Investing.com - Gold prices held near a two-week low struck in the previous session on Wednesday, amid growing prospects the Federal Reserve was on track to raise interest rates later this year.
Expectations of higher borrowing rates going forward is considered bearish for gold, as the precious metal struggles to compete with yield-bearing assets when rates are on the rise.
On the Comex division of the New York Mercantile Exchange, gold futures for August delivery inched up $2.60, or 0.22%, to trade at $1,190.40 a troy ounce during European morning hours.

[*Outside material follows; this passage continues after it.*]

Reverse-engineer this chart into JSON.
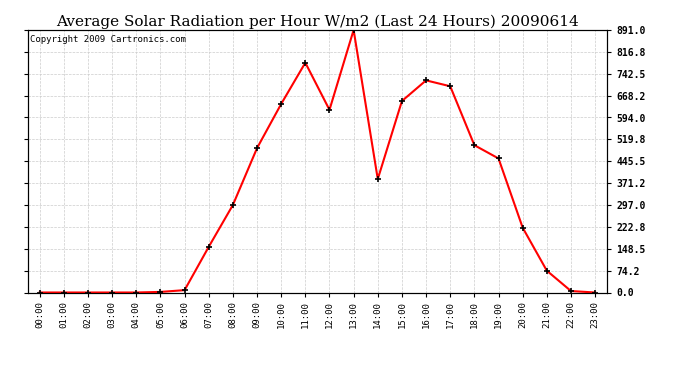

A day earlier, gold fell to $1,185.60, the lowest level since May 12, before ending at $1,187.80, down $17.10, or 1.42%, after a batch of upbeat U.S. data bolstered the case for a Fed rate hike this year.
Futures were likely to find support at $1,181.00, the low from May 12, and resistance at $1,208.90, the high from May 26.
Also on the Comex, silver futures for July delivery tacked on 0.9 cents, or 0.05%, to trade at $16.75 a troy ounce. Silver hit $16.64 on Tuesday, a level not seen since May 13, before closing down 30.5 cents, or 1.79%, at $16.74.
The euro and the yen pushed higher against the U.S. dollar on Wednesday, as the greenback paused following a rally on the back of expectations for a U.S. rate hike later this year.
The dollar index, which measures the greenback’s strength against a trade-weighted basket of six major currencies, was down 0.3% to 97.10, off the five-week peaks of 97.47 set during the previous session.
The dollar surged on Tuesday after data showed that U.S. business investment plans increased, consumer confidence improved and new home sales jumped.
The upbeat data supported the view that the Federal Reserve could start to raise interest rates later in the year if the economy continues to improve as expected.
Elsewhere in metals trading, copper for July delivery advanced 0.9 cents, or 0.32%, to trade at $2.787 a pound. On Tuesday, prices slumped to $2.773, the weakest level since April 29, before settling at $2.778, down 3.3 cents, or 1.17%.
The threat of an imminent Greek debt default eased after the government expressed confidence that it would make a €305 million payment to the International Monetary Fund due on June 5.
Athens had previously warned that it would be unable to make the repayment if a cash-for-reforms deal with its international lenders was not reached by then.